Jim Obergefell said this week that he pursued his case challenging Ohio's ban on same-sex marriage because he wanted his marriage to matter.

Obergefell served as lead plaintiff in the Supreme Court case that found that gay and lesbian couples have a constitutional right to marry.

In 2013, he married his late husband John Arthur aboard a medical transport plane parked off a Baltimore, Maryland airport runway. He sued the state of Ohio for refusing to list him as Arthur's surviving spouse on the death certificate.
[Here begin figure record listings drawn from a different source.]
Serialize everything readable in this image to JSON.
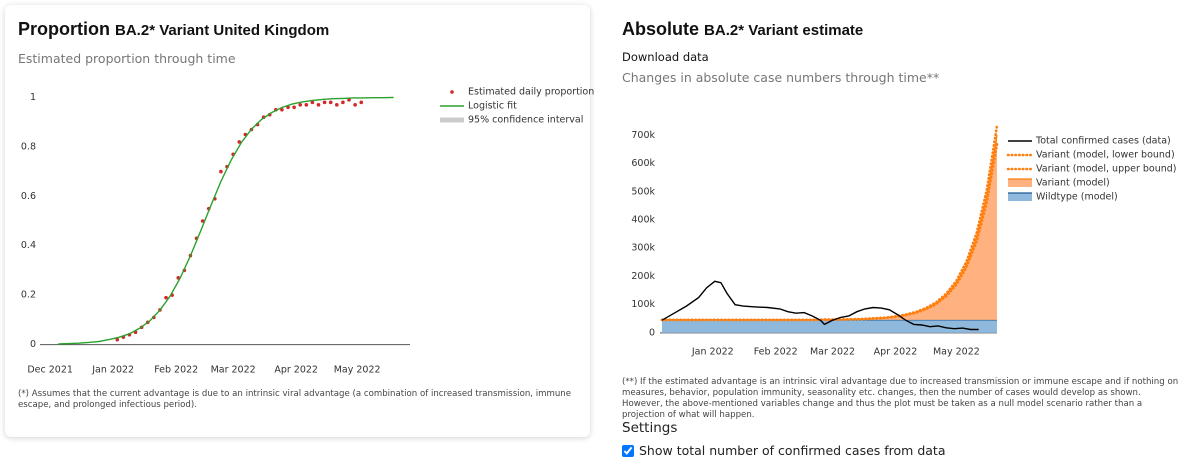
{
  "chart_data": [
    {
      "type": "line",
      "title": "Proportion",
      "title_detail": "BA.2* Variant United Kingdom",
      "subtitle": "Estimated proportion through time",
      "footnote": "(*) Assumes that the current advantage is due to an intrinsic viral advantage (a combination of increased transmission, immune escape, and prolonged infectious period).",
      "xlim": [
        -5,
        177
      ],
      "xticks": [
        {
          "value": 0,
          "label": "Dec 2021"
        },
        {
          "value": 31,
          "label": "Jan 2022"
        },
        {
          "value": 62,
          "label": "Feb 2022"
        },
        {
          "value": 90,
          "label": "Mar 2022"
        },
        {
          "value": 121,
          "label": "Apr 2022"
        },
        {
          "value": 151,
          "label": "May 2022"
        }
      ],
      "ylim": [
        -0.03,
        1.03
      ],
      "yticks": [
        0,
        0.2,
        0.4,
        0.6,
        0.8,
        1
      ],
      "zero_line": true,
      "series": [
        {
          "name": "Estimated daily proportion",
          "color": "#d62728",
          "mode": "markers",
          "x": [
            33,
            36,
            39,
            42,
            45,
            48,
            51,
            54,
            57,
            60,
            63,
            66,
            69,
            72,
            75,
            78,
            81,
            84,
            87,
            90,
            93,
            96,
            99,
            102,
            105,
            108,
            111,
            114,
            117,
            120,
            123,
            126,
            129,
            132,
            135,
            138,
            141,
            144,
            147,
            150,
            153
          ],
          "values": [
            0.02,
            0.03,
            0.04,
            0.05,
            0.07,
            0.09,
            0.11,
            0.14,
            0.19,
            0.2,
            0.27,
            0.3,
            0.36,
            0.43,
            0.5,
            0.55,
            0.59,
            0.7,
            0.72,
            0.77,
            0.82,
            0.85,
            0.87,
            0.89,
            0.92,
            0.93,
            0.95,
            0.95,
            0.96,
            0.96,
            0.97,
            0.97,
            0.98,
            0.97,
            0.98,
            0.98,
            0.97,
            0.98,
            0.99,
            0.97,
            0.98
          ]
        },
        {
          "name": "Logistic fit",
          "color": "#2ca02c",
          "mode": "line",
          "x": [
            4,
            9,
            14,
            19,
            24,
            29,
            34,
            39,
            44,
            49,
            54,
            59,
            64,
            69,
            74,
            79,
            84,
            89,
            94,
            99,
            104,
            109,
            114,
            119,
            124,
            129,
            134,
            139,
            144,
            149,
            154,
            159,
            164,
            169
          ],
          "values": [
            0.0025,
            0.0038,
            0.0058,
            0.0088,
            0.013,
            0.02,
            0.03,
            0.044,
            0.066,
            0.096,
            0.139,
            0.196,
            0.27,
            0.359,
            0.459,
            0.562,
            0.66,
            0.746,
            0.817,
            0.871,
            0.911,
            0.939,
            0.959,
            0.973,
            0.982,
            0.988,
            0.992,
            0.995,
            0.996,
            0.998,
            0.998,
            0.999,
            0.999,
            1
          ]
        },
        {
          "name": "95% confidence interval",
          "color": "#cccccc",
          "mode": "band"
        }
      ]
    },
    {
      "type": "area",
      "title": "Absolute",
      "title_detail": "BA.2* Variant estimate",
      "link": "Download data",
      "subtitle": "Changes in absolute case numbers through time**",
      "footnote": "(**) If the estimated advantage is an intrinsic viral advantage due to increased transmission or immune escape and if nothing on measures, behavior, population immunity, seasonality etc. changes, then the number of cases would develop as shown. However, the above-mentioned variables change and thus the plot must be taken as a null model scenario rather than a projection of what will happen.",
      "xlim": [
        5,
        171
      ],
      "xticks": [
        {
          "value": 31,
          "label": "Jan 2022"
        },
        {
          "value": 62,
          "label": "Feb 2022"
        },
        {
          "value": 90,
          "label": "Mar 2022"
        },
        {
          "value": 121,
          "label": "Apr 2022"
        },
        {
          "value": 151,
          "label": "May 2022"
        }
      ],
      "ylim": [
        -18000,
        740000
      ],
      "yticks": [
        0,
        {
          "value": 100000,
          "label": "100k"
        },
        {
          "value": 200000,
          "label": "200k"
        },
        {
          "value": 300000,
          "label": "300k"
        },
        {
          "value": 400000,
          "label": "400k"
        },
        {
          "value": 500000,
          "label": "500k"
        },
        {
          "value": 600000,
          "label": "600k"
        },
        {
          "value": 700000,
          "label": "700k"
        }
      ],
      "zero_line": true,
      "series": [
        {
          "name": "Total confirmed cases (data)",
          "color": "#000000",
          "mode": "line",
          "x": [
            6,
            12,
            18,
            24,
            28,
            32,
            35,
            38,
            42,
            46,
            52,
            58,
            64,
            68,
            72,
            76,
            80,
            84,
            86,
            90,
            94,
            98,
            102,
            106,
            110,
            114,
            118,
            122,
            126,
            130,
            134,
            138,
            142,
            146,
            150,
            154,
            158,
            162
          ],
          "values": [
            45000,
            70000,
            95000,
            125000,
            160000,
            183000,
            178000,
            140000,
            100000,
            95000,
            92000,
            90000,
            85000,
            75000,
            70000,
            72000,
            60000,
            45000,
            30000,
            45000,
            55000,
            60000,
            75000,
            85000,
            90000,
            88000,
            82000,
            65000,
            45000,
            30000,
            28000,
            22000,
            25000,
            18000,
            15000,
            17000,
            12000,
            12000
          ]
        },
        {
          "name": "Variant (model, lower bound)",
          "color": "#ff7f0e",
          "mode": "dotted",
          "x": [
            6,
            11,
            16,
            21,
            26,
            31,
            36,
            41,
            46,
            51,
            56,
            61,
            66,
            71,
            76,
            81,
            86,
            91,
            96,
            101,
            106,
            111,
            116,
            121,
            126,
            131,
            136,
            141,
            146,
            151,
            156,
            161,
            166,
            171
          ],
          "values": [
            46000,
            46000,
            46000,
            46000,
            46000,
            46000,
            46000,
            46000,
            46000,
            46000,
            46000,
            46000,
            46000,
            46000,
            46000,
            46000,
            47000,
            47000,
            48000,
            48000,
            49000,
            51000,
            54000,
            57000,
            63000,
            71000,
            84000,
            102000,
            130000,
            171000,
            233000,
            325000,
            463000,
            668000
          ]
        },
        {
          "name": "Variant (model, upper bound)",
          "color": "#ff7f0e",
          "mode": "dotted",
          "x": [
            6,
            11,
            16,
            21,
            26,
            31,
            36,
            41,
            46,
            51,
            56,
            61,
            66,
            71,
            76,
            81,
            86,
            91,
            96,
            101,
            106,
            111,
            116,
            121,
            126,
            131,
            136,
            141,
            146,
            151,
            156,
            161,
            166,
            171
          ],
          "values": [
            46000,
            46000,
            46000,
            46000,
            46000,
            46000,
            46000,
            46000,
            46000,
            46000,
            46000,
            46000,
            46000,
            46000,
            46000,
            46000,
            47000,
            47000,
            48000,
            49000,
            50000,
            52000,
            54000,
            59000,
            65000,
            74000,
            88000,
            108000,
            139000,
            185000,
            253000,
            355000,
            507000,
            734000
          ]
        },
        {
          "name": "Variant (model)",
          "color": "#ffb27f",
          "edge_color": "#ff7f0e",
          "mode": "area",
          "stacked": true,
          "x": [
            6,
            11,
            16,
            21,
            26,
            31,
            36,
            41,
            46,
            51,
            56,
            61,
            66,
            71,
            76,
            81,
            86,
            91,
            96,
            101,
            106,
            111,
            116,
            121,
            126,
            131,
            136,
            141,
            146,
            151,
            156,
            161,
            166,
            171
          ],
          "values": [
            1,
            2,
            3,
            4,
            6,
            9,
            13,
            20,
            30,
            44,
            66,
            100,
            150,
            220,
            330,
            490,
            730,
            1090,
            1620,
            2420,
            3610,
            5390,
            8040,
            12000,
            17900,
            26700,
            39800,
            59400,
            88600,
            132000,
            197000,
            294000,
            439000,
            655000
          ]
        },
        {
          "name": "Wildtype (model)",
          "color": "#8fb9dc",
          "edge_color": "#1f5a96",
          "mode": "area",
          "x": [
            6,
            11,
            16,
            21,
            26,
            31,
            36,
            41,
            46,
            51,
            56,
            61,
            66,
            71,
            76,
            81,
            86,
            91,
            96,
            101,
            106,
            111,
            116,
            121,
            126,
            131,
            136,
            141,
            146,
            151,
            156,
            161,
            166,
            171
          ],
          "values": [
            46000,
            46000,
            46000,
            46000,
            46000,
            46000,
            46000,
            46000,
            46000,
            46000,
            46000,
            46000,
            46000,
            46000,
            46000,
            46000,
            46000,
            46000,
            46000,
            46000,
            46000,
            46000,
            46000,
            46000,
            46000,
            46000,
            46000,
            46000,
            46000,
            46000,
            46000,
            46000,
            46000,
            46000
          ]
        }
      ]
    }
  ],
  "settings": {
    "heading": "Settings",
    "options": [
      {
        "label": "Show total number of confirmed cases from data",
        "checked": true
      }
    ]
  }
}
Arthur died of ALS in late 2013.

According to the Indiana Daily Student, Indiana University's independent student-run newspaper, Obergefell discussed the case during two campus events this week.

“We simply wanted to spend the rest of John's days as husband and husband,” Obergefell told law students on Monday. “We really wanted our marriage to matter.”

He said that the Sixth Circuit Court of Appeal's ruling overturning a lower court order upset him.

“The decision upset me. It hurt me. It made me angry. I knew I had to keep fighting for John,” he said.

Obergefell was in the courtroom as Supreme Court Justice Anthony Kennedy read the court's opinion. He said that he really didn't hear it at first.

“It sunk in that we won, and I burst into tears,” he said. “It was this amazing feeling of 'wow, we really do matter.'”

Obergefell said he would devote himself to lobbying for passage of the Equality Act, a federal bill that would prohibit discrimination on the basis of sexual orientation and gender identity.